System calls are not a far-fetched concept when we write applications; a simple Hello World will trigger dozens of system calls during execution, and we may also be required to deal with system calls when performance issues arise online. Although system calls are very frequent in programs, they introduce significant additional overhead compared to normal function calls:

  • System calls triggered using software interrupts require saving information such as the stack and return address, as well as looking up the system call’s response function in the interrupt description table. Although most operating systems do not use INT 0x80 to trigger system calls, there are still special scenarios where we need to take advantage of this old technique.
  • Using the assembly instructions SYSCALL / SYSENTER to execute system calls is the most common method today. As instructions built specifically for system calls, they can eliminate some unnecessary steps and reduce the overhead of system calls.
  • Executing system calls using vSDO is the fastest path the OS provides us with, and this approach can level out the overhead of system calls with function calls, although the OS will only release a limited number of system calls because of the real security risk of mapping kernel state system calls to ‘user state’.

Applications are quite limited in what they can do, and we need to use the services provided by the operating system to write feature-rich user programs.
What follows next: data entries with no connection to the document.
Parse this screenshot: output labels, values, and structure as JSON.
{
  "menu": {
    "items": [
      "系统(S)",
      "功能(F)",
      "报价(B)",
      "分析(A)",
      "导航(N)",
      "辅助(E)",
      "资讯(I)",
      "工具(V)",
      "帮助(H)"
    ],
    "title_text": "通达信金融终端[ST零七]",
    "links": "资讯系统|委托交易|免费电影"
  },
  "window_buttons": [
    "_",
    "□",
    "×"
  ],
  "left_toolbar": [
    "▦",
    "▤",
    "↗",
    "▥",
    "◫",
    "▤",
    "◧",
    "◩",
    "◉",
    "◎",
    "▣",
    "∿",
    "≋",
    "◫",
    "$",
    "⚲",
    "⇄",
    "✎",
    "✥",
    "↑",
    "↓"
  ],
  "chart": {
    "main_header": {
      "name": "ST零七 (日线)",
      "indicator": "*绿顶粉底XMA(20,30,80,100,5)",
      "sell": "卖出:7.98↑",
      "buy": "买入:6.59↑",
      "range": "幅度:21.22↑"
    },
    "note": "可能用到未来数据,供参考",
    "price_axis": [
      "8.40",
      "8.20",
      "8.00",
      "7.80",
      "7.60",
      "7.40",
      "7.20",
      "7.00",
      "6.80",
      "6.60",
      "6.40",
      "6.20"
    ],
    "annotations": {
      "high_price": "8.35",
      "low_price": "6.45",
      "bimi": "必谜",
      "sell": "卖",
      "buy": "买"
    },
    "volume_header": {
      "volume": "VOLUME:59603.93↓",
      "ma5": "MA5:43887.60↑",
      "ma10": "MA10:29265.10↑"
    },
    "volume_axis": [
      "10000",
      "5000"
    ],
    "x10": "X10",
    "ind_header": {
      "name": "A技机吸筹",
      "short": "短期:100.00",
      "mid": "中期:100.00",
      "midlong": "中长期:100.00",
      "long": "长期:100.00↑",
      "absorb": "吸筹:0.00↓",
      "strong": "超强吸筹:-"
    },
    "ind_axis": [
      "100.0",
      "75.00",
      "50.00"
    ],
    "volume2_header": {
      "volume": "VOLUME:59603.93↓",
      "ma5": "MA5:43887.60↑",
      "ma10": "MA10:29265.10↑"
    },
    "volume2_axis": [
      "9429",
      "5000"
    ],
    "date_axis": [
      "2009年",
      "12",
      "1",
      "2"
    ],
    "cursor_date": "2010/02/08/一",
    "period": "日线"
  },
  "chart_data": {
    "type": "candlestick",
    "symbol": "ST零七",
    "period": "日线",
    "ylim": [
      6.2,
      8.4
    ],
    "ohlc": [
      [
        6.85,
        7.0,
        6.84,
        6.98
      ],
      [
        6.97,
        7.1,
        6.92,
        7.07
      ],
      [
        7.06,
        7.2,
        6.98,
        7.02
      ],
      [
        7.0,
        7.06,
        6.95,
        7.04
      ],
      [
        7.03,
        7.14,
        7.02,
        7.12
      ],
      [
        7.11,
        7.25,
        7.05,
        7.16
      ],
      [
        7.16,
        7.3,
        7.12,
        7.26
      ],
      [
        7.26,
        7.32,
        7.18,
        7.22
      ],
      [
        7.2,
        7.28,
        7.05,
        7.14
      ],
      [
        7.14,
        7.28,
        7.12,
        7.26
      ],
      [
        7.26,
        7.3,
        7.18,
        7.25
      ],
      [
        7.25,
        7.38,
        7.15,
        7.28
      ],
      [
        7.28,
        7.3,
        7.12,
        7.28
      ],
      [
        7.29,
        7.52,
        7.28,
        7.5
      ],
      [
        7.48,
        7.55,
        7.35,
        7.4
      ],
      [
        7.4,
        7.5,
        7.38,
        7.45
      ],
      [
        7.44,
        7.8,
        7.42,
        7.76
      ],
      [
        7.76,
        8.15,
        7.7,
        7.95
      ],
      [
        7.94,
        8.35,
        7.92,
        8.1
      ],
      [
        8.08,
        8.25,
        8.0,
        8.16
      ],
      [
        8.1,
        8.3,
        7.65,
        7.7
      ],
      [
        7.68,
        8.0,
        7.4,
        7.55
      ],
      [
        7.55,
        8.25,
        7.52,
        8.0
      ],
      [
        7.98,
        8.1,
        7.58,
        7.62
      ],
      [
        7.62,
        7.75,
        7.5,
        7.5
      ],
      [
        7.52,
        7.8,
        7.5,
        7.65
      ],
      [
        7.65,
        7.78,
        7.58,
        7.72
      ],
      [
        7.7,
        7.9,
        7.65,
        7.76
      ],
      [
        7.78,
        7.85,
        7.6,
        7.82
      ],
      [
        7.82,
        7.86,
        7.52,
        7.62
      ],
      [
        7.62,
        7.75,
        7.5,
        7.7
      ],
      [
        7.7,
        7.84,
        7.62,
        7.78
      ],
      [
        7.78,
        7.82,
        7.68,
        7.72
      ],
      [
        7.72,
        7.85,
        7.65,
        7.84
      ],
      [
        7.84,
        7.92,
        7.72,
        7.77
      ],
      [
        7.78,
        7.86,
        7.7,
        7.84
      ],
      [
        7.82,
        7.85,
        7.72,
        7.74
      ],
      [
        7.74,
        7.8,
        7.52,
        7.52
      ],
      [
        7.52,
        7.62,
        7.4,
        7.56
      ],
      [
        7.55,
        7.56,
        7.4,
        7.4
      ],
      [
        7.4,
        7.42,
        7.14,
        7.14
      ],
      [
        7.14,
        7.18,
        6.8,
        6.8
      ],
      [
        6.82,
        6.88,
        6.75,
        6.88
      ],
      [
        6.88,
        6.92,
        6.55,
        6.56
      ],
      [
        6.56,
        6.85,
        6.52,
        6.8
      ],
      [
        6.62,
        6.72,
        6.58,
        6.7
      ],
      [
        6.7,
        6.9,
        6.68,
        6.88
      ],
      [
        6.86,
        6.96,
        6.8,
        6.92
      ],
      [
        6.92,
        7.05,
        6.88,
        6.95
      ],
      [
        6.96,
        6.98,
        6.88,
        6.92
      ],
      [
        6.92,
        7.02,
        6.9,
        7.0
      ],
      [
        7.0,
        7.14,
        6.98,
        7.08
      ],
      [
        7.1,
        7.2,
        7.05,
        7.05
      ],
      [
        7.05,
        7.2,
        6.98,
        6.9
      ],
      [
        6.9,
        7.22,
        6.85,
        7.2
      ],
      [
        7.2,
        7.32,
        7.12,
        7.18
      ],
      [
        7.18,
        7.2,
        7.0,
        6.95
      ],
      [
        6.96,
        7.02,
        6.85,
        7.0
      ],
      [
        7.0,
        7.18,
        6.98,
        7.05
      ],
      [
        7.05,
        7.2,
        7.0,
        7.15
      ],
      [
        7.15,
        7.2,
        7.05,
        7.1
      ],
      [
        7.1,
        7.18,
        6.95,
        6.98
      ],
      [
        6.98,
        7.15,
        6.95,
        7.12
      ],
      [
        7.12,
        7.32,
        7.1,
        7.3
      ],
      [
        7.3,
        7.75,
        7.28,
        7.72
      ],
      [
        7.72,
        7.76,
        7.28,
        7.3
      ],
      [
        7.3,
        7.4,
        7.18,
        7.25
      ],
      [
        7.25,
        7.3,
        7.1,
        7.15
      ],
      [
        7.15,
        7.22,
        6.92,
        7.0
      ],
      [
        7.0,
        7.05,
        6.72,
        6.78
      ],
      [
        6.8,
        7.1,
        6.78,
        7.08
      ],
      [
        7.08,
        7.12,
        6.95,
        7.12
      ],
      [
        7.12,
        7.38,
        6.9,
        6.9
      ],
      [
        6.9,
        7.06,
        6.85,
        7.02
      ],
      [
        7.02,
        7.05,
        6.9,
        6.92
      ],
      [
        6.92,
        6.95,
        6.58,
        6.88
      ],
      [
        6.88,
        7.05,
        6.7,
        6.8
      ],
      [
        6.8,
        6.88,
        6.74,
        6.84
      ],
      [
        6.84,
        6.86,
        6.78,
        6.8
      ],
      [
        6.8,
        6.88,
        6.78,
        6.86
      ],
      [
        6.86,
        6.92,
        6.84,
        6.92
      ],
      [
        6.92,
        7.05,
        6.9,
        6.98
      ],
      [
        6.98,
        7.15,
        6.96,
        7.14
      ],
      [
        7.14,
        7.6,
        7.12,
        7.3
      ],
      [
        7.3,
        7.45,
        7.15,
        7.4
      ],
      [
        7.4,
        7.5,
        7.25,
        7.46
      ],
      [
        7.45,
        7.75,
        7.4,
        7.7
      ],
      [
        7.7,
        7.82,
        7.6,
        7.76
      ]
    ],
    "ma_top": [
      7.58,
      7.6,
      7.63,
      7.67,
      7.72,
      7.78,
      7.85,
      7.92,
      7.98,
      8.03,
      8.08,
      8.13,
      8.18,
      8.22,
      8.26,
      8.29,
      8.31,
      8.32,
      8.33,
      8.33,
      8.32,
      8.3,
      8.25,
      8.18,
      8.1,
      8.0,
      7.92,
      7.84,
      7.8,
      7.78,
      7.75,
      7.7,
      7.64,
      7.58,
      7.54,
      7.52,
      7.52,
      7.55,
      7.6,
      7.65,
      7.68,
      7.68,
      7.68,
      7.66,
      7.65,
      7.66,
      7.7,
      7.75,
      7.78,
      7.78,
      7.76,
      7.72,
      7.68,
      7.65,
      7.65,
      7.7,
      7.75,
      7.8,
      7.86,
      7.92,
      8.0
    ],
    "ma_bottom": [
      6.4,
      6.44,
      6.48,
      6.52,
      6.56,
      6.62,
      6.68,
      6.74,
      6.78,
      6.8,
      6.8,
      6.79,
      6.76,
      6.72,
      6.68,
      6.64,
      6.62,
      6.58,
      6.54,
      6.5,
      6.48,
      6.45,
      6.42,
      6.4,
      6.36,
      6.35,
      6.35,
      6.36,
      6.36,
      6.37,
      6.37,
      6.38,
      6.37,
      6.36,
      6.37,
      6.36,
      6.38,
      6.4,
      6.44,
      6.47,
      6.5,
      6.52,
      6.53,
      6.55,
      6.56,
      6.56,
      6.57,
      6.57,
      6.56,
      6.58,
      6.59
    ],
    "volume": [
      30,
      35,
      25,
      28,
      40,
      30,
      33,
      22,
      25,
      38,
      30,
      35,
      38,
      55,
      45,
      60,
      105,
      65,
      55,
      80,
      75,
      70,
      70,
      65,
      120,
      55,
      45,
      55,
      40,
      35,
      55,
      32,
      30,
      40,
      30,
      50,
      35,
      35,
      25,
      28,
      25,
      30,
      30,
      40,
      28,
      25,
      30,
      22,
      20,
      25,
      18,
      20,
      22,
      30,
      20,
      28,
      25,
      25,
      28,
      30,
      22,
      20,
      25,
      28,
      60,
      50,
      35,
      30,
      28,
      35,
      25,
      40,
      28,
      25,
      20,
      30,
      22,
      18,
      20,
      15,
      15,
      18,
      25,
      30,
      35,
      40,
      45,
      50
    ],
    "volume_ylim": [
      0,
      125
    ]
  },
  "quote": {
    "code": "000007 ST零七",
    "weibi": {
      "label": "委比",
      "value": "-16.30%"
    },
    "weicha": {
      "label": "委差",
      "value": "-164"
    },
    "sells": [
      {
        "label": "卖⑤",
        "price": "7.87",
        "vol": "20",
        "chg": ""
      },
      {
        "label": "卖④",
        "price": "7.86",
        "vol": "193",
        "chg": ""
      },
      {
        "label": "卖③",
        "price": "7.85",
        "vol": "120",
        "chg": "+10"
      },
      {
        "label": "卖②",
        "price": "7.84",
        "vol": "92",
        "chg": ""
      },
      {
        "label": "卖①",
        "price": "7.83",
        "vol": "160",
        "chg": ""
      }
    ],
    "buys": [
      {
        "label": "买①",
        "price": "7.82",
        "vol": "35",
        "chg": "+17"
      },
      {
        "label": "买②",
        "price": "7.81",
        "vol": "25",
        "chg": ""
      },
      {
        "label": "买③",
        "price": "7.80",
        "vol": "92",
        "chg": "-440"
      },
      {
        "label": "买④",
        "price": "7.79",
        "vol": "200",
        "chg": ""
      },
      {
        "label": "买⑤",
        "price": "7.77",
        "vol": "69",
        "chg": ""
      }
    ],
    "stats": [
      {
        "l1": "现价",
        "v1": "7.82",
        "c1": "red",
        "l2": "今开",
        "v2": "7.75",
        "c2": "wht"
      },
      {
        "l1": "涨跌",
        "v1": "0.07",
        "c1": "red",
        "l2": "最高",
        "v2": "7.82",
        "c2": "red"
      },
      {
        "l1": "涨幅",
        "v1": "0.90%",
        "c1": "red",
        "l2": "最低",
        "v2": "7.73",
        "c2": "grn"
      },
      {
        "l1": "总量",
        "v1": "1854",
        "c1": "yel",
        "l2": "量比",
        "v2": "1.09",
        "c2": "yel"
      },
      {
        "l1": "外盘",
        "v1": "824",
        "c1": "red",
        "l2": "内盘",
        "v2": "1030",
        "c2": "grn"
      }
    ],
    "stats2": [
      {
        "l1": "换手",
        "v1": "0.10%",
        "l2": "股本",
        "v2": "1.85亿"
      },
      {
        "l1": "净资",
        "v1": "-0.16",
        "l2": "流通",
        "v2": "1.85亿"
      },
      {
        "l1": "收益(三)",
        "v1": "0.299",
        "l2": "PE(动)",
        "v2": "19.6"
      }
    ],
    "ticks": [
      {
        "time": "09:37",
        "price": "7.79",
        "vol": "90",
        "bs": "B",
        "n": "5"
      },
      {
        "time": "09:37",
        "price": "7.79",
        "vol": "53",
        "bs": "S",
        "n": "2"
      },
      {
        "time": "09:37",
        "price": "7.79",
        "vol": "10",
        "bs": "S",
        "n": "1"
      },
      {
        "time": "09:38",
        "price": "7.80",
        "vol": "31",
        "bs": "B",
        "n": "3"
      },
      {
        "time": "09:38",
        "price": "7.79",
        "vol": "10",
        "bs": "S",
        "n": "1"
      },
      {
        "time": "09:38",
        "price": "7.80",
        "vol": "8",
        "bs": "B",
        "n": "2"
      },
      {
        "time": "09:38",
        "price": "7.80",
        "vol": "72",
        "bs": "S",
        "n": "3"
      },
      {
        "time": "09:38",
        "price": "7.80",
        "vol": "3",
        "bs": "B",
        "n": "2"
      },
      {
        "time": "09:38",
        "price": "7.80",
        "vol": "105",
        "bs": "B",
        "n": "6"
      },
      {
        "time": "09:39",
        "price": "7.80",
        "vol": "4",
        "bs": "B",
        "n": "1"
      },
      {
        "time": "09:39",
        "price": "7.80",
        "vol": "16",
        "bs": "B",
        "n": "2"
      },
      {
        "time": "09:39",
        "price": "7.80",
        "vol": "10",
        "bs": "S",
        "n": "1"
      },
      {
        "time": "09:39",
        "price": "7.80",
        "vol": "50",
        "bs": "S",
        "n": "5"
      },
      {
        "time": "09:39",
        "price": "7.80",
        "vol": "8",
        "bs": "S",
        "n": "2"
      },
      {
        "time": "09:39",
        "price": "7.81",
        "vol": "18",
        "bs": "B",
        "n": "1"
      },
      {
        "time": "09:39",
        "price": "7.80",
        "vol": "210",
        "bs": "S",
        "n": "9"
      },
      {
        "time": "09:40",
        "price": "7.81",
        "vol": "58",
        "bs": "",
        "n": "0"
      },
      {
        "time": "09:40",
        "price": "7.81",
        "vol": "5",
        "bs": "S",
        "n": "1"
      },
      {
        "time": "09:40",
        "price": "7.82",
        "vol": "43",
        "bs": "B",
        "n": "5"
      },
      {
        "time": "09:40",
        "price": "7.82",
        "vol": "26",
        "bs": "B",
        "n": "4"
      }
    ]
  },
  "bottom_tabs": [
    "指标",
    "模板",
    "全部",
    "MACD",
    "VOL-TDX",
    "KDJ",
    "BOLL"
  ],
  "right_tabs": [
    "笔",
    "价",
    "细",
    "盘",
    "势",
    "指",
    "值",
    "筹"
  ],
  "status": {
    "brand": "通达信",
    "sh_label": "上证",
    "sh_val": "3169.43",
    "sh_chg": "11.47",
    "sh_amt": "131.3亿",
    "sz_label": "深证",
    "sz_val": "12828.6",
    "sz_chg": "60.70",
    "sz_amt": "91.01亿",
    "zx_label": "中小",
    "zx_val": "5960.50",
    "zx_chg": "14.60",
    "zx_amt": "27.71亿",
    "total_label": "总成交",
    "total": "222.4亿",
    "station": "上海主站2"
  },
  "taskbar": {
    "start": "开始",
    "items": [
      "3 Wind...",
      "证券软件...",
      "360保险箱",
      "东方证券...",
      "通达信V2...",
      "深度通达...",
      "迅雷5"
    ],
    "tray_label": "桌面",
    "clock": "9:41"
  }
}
As an interface provided by the operating system, system calls are very closely related to the underlying hardware, and because of the variety of hardware, different architectures have to use different instructions. In the end, let’s look at some of the more open related questions, and the interested reader can think carefully about the following.

  • What is the role of the system call rt_sigreturn provided by vDSO?
  • Three of the four system calls provided by vDSO are related to getting time, why can it provide rt_sigreturn in the user state, without security risks?